Increased aid to Pakistan’s flood victims, including $180.5 million pledged at the United Nations yesterday, will help to keep terrorists from capitalizing on the crisis, Pakistani Foreign Minister Shah Mahmood Qureshi said.
“We are not going to allow them to take advantage or exploit this natural disaster,” Qureshi told reporters in New York yesterday. The result “depends on how effective and quick the response is. That is why it is so important that the international assistance comes immediately.”
Three weeks after Pakistan’s worst-ever floods began their sweep through northwest villages hit by militants and down the Indus River, the cost threatens to hinder the economy for years. Finance Minister Abdul Hafeez Shaikh will request the International Monetary Fund restructure a $10 billion loan or consider new financing, the Financial Times reported.
Shaikh will travel to Washington next week after Pakistan determined that conditions attached to the loan cannot be met, the newspaper said, citing unnamed Pakistani officials.
A meeting of the UN General Assembly yesterday produced new pledges of $60 million from the U.S., $50 million from the U.K., $32 million from Germany and $38.5 million by the European Union. Qureshi called those actions “very encouraging.”
‘Slow-Motion Tsunami’
Secretary-General Ban Ki-moon said the UN, after an initial slow reaction to its appeal for $460 million, had received 60 percent of that amount before the latest figures were announced.
The flooding is “one of the greatest tests of global solidarity in our times,” Ban said. “This is a global disaster, a global challenge. This disaster is far from over. Pakistan is facing a slow-motion tsunami.”
A flood surge has reached Kotri in southern Sindh province and will take four days to enter the Arabian sea, Qamar Zaman Chaudhry, director general of the Pakistan Meteorological Department, told Geo television today, threatening to swamp new areas.
“We expect a million people in Sindh will be further affected by the floods now that a second wave has come,” Jack Byrne, country representative for Catholic Relief Services, a non-government organization, said by phone from Hyderabad, the biggest metropolitan area directly on the Indus.

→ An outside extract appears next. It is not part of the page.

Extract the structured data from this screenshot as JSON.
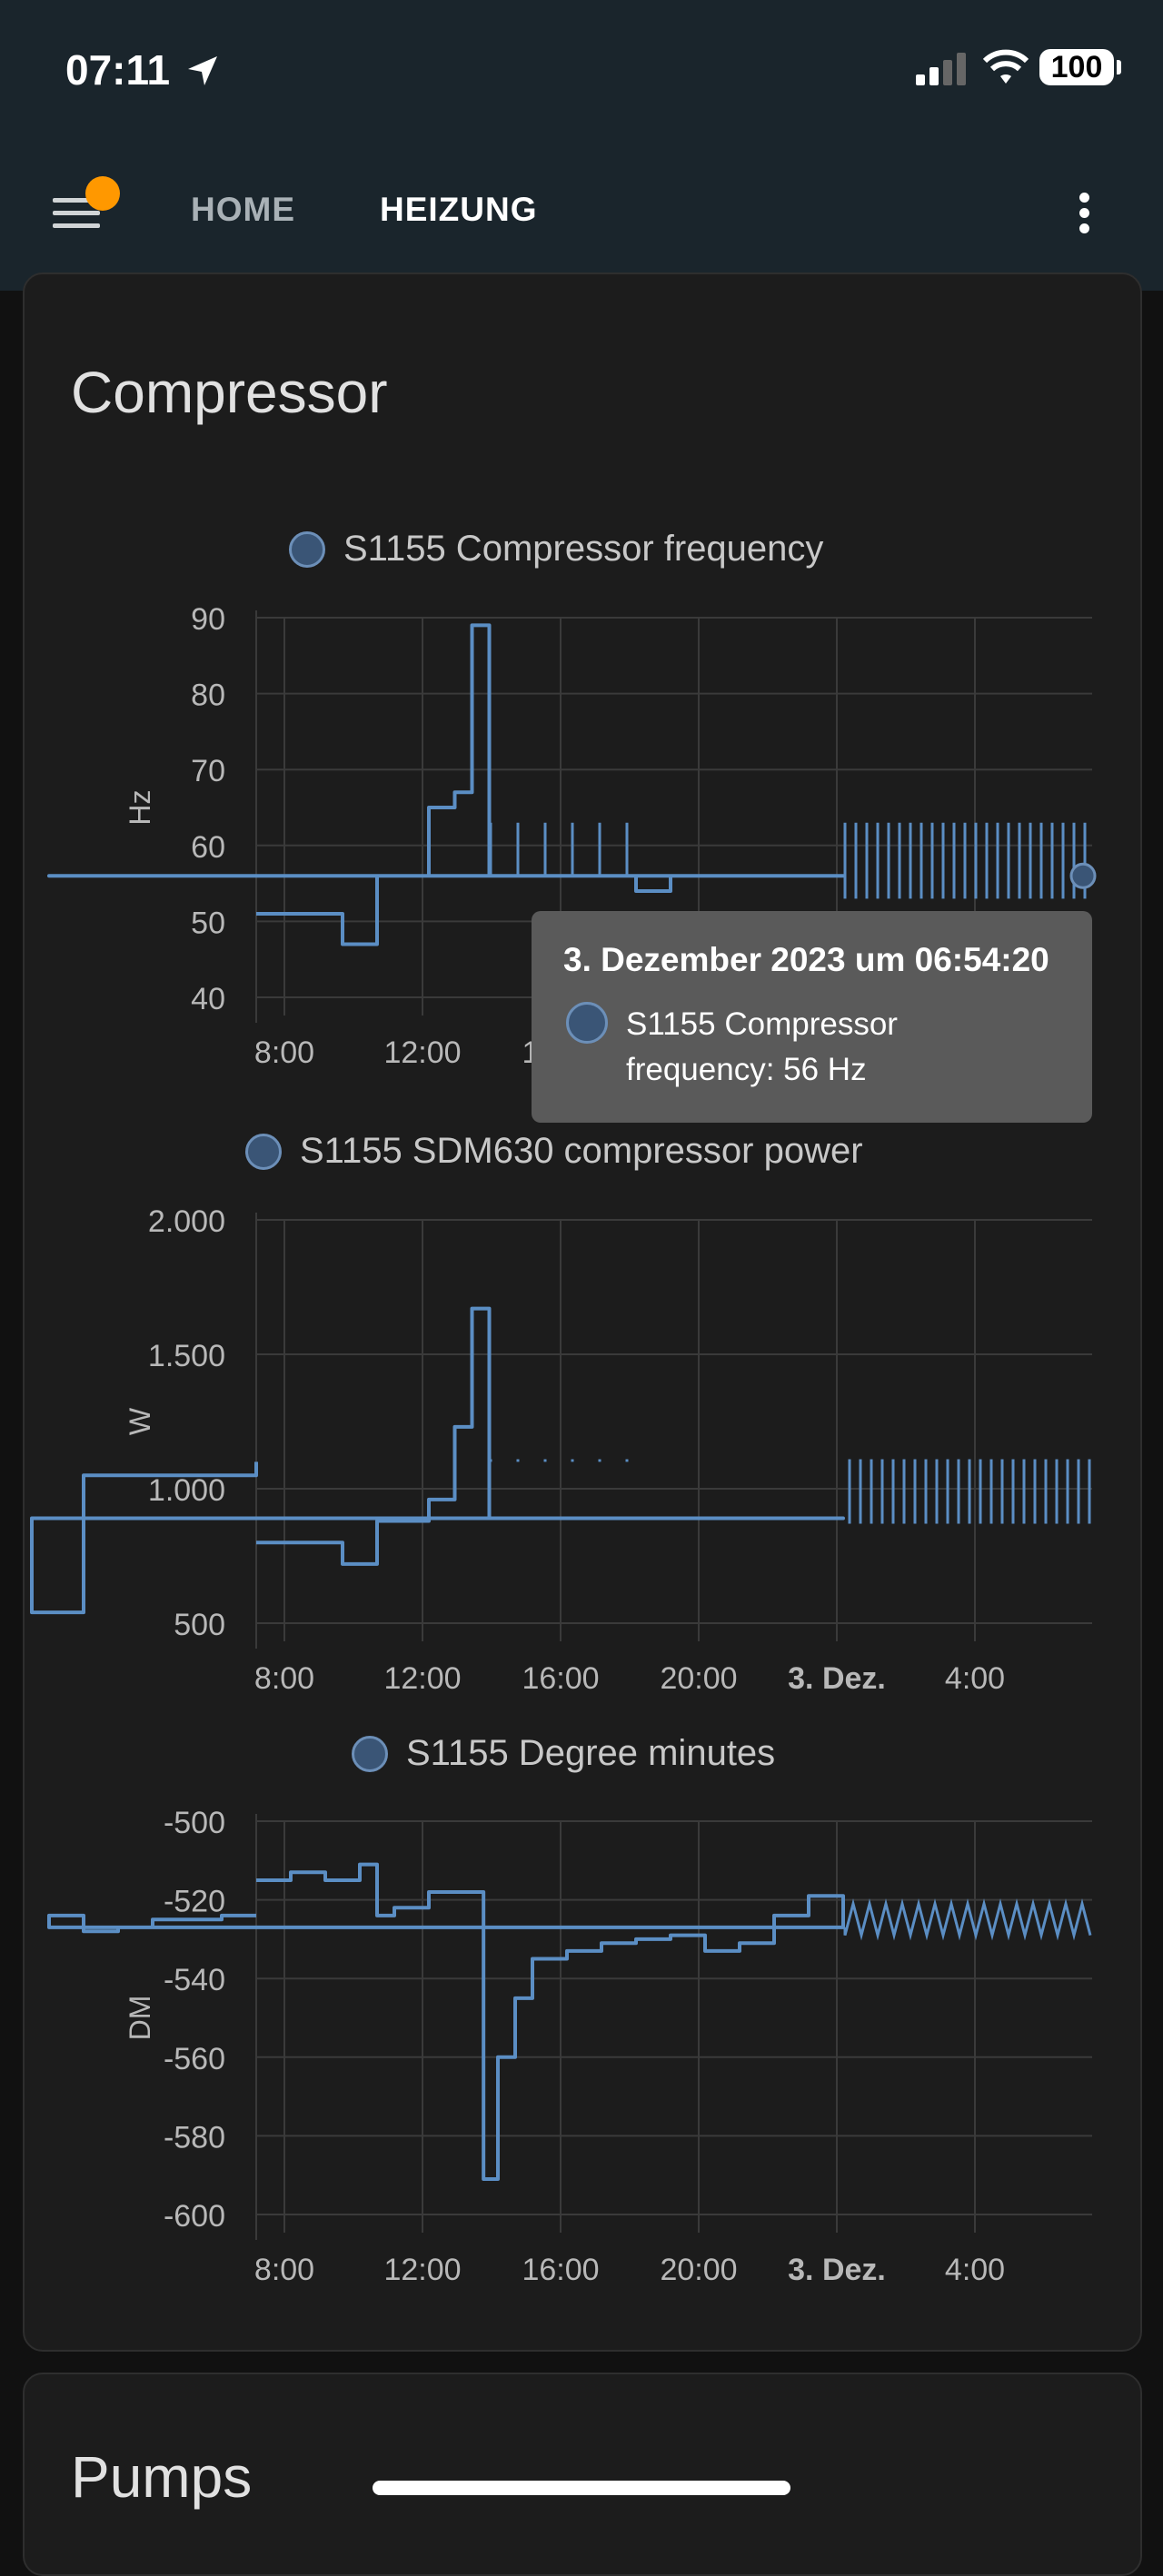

Qureshi said the floods have devastated Pakistan’s economy, submerging 17 million acres of farm land, and may undermine the government’s battle against Taliban.
Pakistan’s army and police have fought guerrillas across the northwest for more than a year, in the country’s most concerted offensive against Islamic radicals. Retaliatory suicide bombings and gun attacks have killed hundreds of security personnel and civilians nationwide.
Threat of Riots
Peace efforts in the country are “fragile” and need strengthening, the foreign minister said. “If we fail, it could undermine the hard-won gains made by the government in our difficult and painful war against terrorism.”
Qureshi said “billions of dollars” in crops have been destroyed, including 1 million acres of cotton and 1 million tons of wheat that was stored in warehouses. The “critical sector of livestock has been equally devastated,” he said.
The U.S. will offer an additional $60 million in emergency aid, raising the total to $150 million, Secretary of State Hillary Clinton said yesterday. She also announced a relief fund that will accept personal contributions from Americans.
Clinton also said the Obama administration would direct toward flood relief about $200 million of $7.5 billion in aid to the country passed by Congress last year. That five-year package was intended to undercut Pakistani insurgents by strengthening the nation’s government and economy.
Aid Pledges
The EU increased its aid to Pakistan by $38.5 million, bringing its total to $141 million, Belgium’s Foreign Minister Steven Vanackere said. Germany will add $32 million to $18 million previously pledged.
The U.K. is doubling its aid to $100 million, Secretary of State for International Development Andrew Mitchell said.
The 20 million people affected by the floods exceed the combined total of those displaced by the 2004 Asian tsunami and this year’s earthquakes in Haiti. Ban said 8 million people need food, water and shelter, and 14 million need health care.